Lifespan research seeks not only to examine the impact of disease within the life of an individual, but also to examine how factors that influence health can be transmitted from one generation to the next. The field aims to understand how adults can affect children’s development, and how children’s development affects adults in turn through the parenting relationship. “In the act of being a caregiver, we know that caring has potential psychological as well as health benefits,” says Mayes. “Is the role of being a primary grandparent health-promoting? For me, being able to take this lifespan perspective, not just on disease but on health, on how things are transmitted generation to generation, is incredibly exciting.”
In the United States, lifespan research is still an emerging field. To date, most of the work in the field has come from the United Kingdom, where the discipline is known as life course research. University College London, a partner institution of Yale with strong connections to the Yale Child Study Center and the Program on Aging, has many resources in the field that Yale can look to, says Gill. In some ways, the United Kingdom is ideally positioned to conduct research across the life of an individual because of the existence of a national health service; the infrastructure is already in place to enroll an entire generation into a birth cohort study. Part of the challenge of building a lifespan research initiative at Yale would be to determine how to proceed without built-in birth cohorts. This goal can be achieved, says Mayes. “Lifespan studies require investment and some creativity,” says Mayes.
Although the initiative is in its very early stages, its leaders have begun to investigate the best direction to take. “At this point, we are brainstorming about the best opportunities in which Yale is positioned to take a leading role,” says Gill. These initial meetings have already led to a new pilot RFA and the development of the new Gesell Lifespan lecture series launched in April 2017 with its inaugural visiting scholar, Steve Suomi, PhD, currently Chief of the Laboratory of Comparative Ethology at the Eunice Kennedy Shriver National Institute of Child Health and Human Development. During the visit, Suomi met with the lifespan team and gave several lectures to students, trainees, and faculty focused on multi-generation studies among rhesus monkeys reared under a range of different conditions.
Plans are also underway to develop a registry service to support lifespan research with linked biologic samples. “There’s an amazing depth of expertise both in basic science and in clinical translational areas that will provide a very strong foundation for our initiatives,” says Bogue.

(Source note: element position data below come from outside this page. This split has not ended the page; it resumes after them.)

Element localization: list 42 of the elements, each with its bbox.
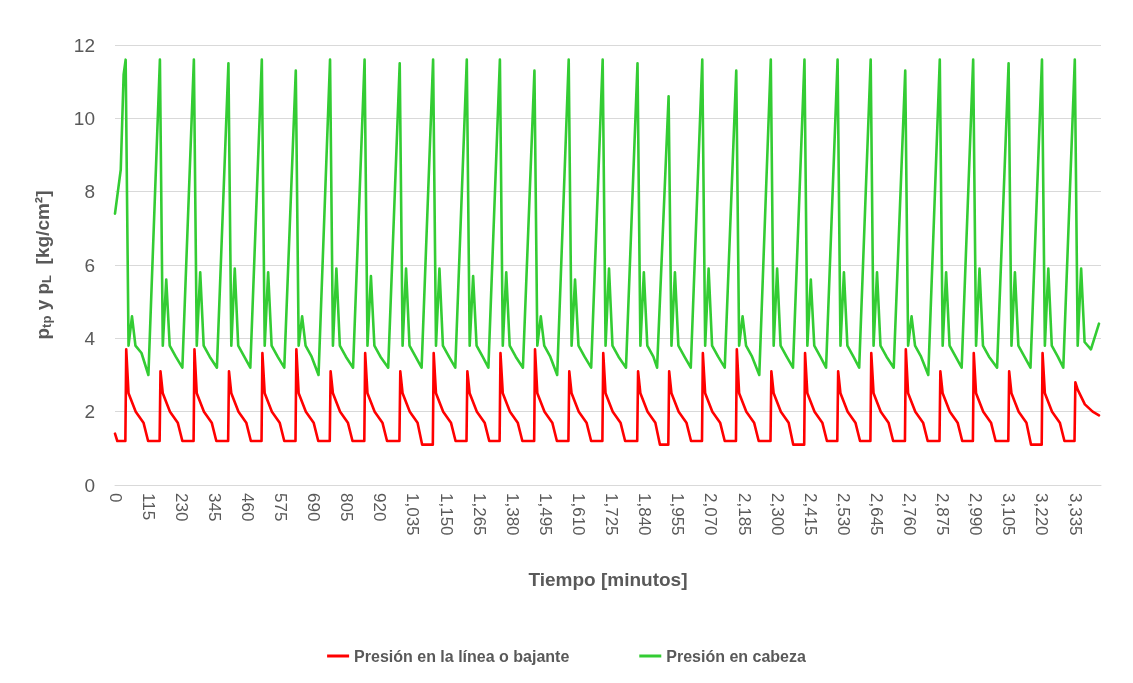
x-tick-label: 230 xyxy=(171,493,191,522)
y-tick-label: 12 xyxy=(73,34,95,56)
x-tick-label: 345 xyxy=(204,493,224,522)
x-tick-label: 1,610 xyxy=(568,493,588,536)
x-tick-label: 2,875 xyxy=(933,493,953,536)
x-tick-label: 2,990 xyxy=(966,493,986,536)
y-tick-label: 6 xyxy=(84,254,95,276)
y-tick-label: 10 xyxy=(73,107,95,129)
x-tick-label: 2,760 xyxy=(900,493,920,536)
y-tick-label: 0 xyxy=(84,474,95,496)
x-tick-label: 1,955 xyxy=(668,493,688,536)
x-tick-label: 2,415 xyxy=(800,493,820,536)
x-tick-label: 1,725 xyxy=(602,493,622,536)
y-tick-label: 4 xyxy=(84,327,96,349)
x-tick-label: 460 xyxy=(237,493,257,522)
x-axis-title: Tiempo [minutos] xyxy=(528,569,688,590)
x-tick-label: 575 xyxy=(271,493,291,522)
x-tick-label: 0 xyxy=(105,493,125,503)
x-tick-label: 920 xyxy=(370,493,390,522)
x-tick-label: 2,300 xyxy=(767,493,787,536)
y-tick-label: 8 xyxy=(84,181,95,203)
line-series xyxy=(113,58,1101,377)
x-tick-label: 1,840 xyxy=(635,493,655,536)
x-tick-label: 805 xyxy=(337,493,357,522)
x-tick-label: 2,070 xyxy=(701,493,721,536)
legend-label: Presión en la línea o bajante xyxy=(354,647,570,665)
x-tick-label: 1,380 xyxy=(502,493,522,536)
x-tick-label: 1,150 xyxy=(436,493,456,536)
x-tick-label: 3,220 xyxy=(1032,493,1052,536)
x-tick-label: 3,335 xyxy=(1065,493,1085,536)
x-tick-label: 115 xyxy=(138,493,158,521)
y-tick-label: 2 xyxy=(84,401,95,423)
legend-label: Presión en cabeza xyxy=(666,647,806,665)
x-tick-label: 1,035 xyxy=(403,493,423,536)
line-series xyxy=(113,348,1101,446)
x-tick-label: 1,265 xyxy=(469,493,489,536)
x-tick-label: 3,105 xyxy=(999,493,1019,536)
x-tick-label: 690 xyxy=(304,493,324,522)
x-tick-label: 2,185 xyxy=(734,493,754,536)
x-tick-label: 1,495 xyxy=(535,493,555,536)
x-tick-label: 2,530 xyxy=(833,493,853,536)
x-tick-label: 2,645 xyxy=(866,493,886,536)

“Yale has been a leader in child/adolescent research with the world-renowned Yale Child Study Center; at the other end of the aging spectrum, the Yale Program on Aging/Claude D. Pepper Older Americans Independence Center is focused on research directed at enhancing the independence of older persons,” says YCCI Deputy Director Melinda L. Irwin, PhD, MPH. “YCCI can and should coordinate research and training efforts between these centers and other Yale centers/programs, with a focus on translational research that can ultimately shape policies that impact the entire lifespan.”
“I think YCCI is the logical vehicle to bring investigators together to advance this type of initiative,” says Gill. “YCCI can help provide the infrastructure that others who are working in this area can leverage, and ideally provide incentives so investigators in different disciplines will come together.”